Member of the Washington House of Representatives from the 4th district
- In office November 25, 2014 – January 9, 2023
- Preceded by: Leonard Christian
- Succeeded by: Suzanne Schmidt

Personal details
- Born: Robert Brian McCaslin November 21, 1957 (age 68) Spokane, Washington, U.S.
- Party: Republican
- Parent: Bob McCaslin Sr. (father);
- Alma mater: Washington State University, Whitworth College
- Occupation: Teacher, politician
- Website: Official

= Bob McCaslin Jr. =

American educator and politician from Washington

Robert Brian McCaslin (born November 21, 1957) is an American politician and educator from Washington. McCaslin was a Republican member of the Washington House of Representatives, representing the 4th Legislative District from November 25, 2014, until January 9, 2023.

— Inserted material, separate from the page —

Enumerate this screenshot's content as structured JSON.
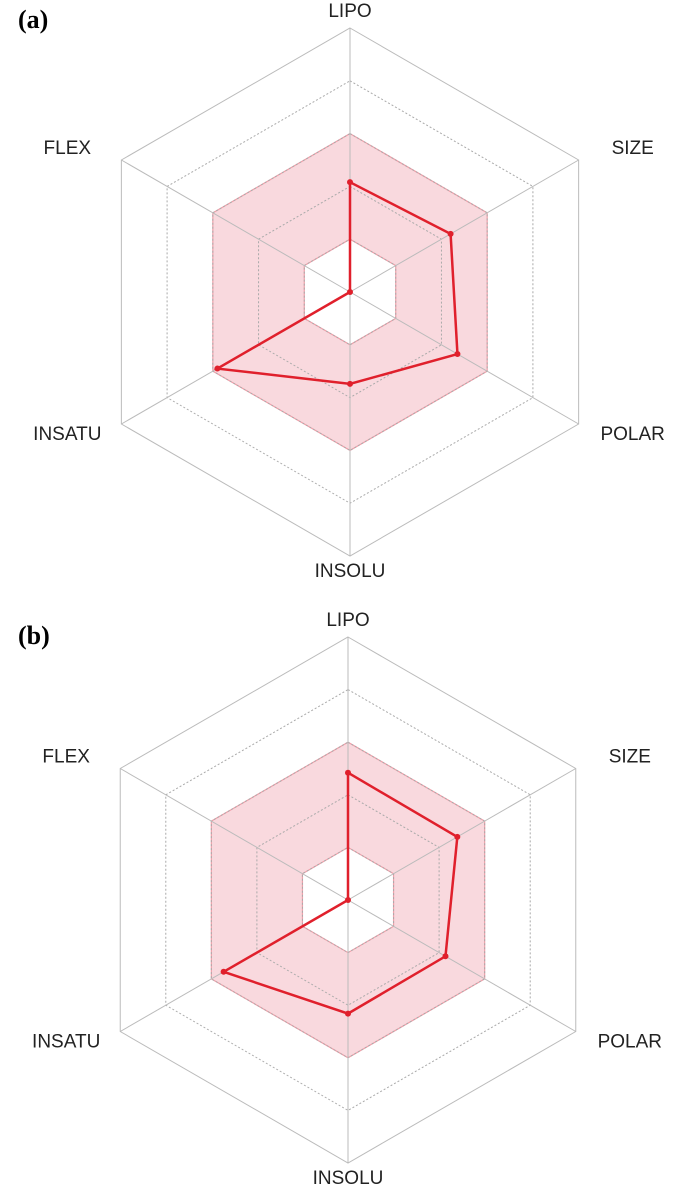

== Early life and education ==
McCaslin is the son of Bob McCaslin Sr., who served as a member of the Washington State Senate from 1981 to 2011 and Spokane City Council. McCaslin earned a Bachelor of Arts from Washington State University and Master of Education from Whitworth University.

== Career ==
Before entering politics, McCaslin worked as a kindergarten teacher.

McCaslin was sworn in early due to the resignation of Larry Crouse. He is from Spokane Valley. McCaslin sought to be appointed to Crouse's seat in January 2014, but Leonard Christian was chosen instead by Spokane County commissioners.

On November 4, 2014, McCaslin won the election and became a Republican member of Washington House of Representatives for District 4, Position1. McCaslin defeated Diana Wilhite with 58.0% of the votes.

In multiple legislative sessions, McCaslin has proposed bills calling for the creation of a new state called "Liberty" carved out of Eastern Washington.

In August 2021, McCaslin and four other state Republican lawmakers held an unofficial hearing with the aim of possibly calling for a "forensic audit" to take place in Washington State similar to the controversial Arizona audit. The group that organized the event also invited figures that have falsely claimed there was voter fraud in the 2020 presidential election.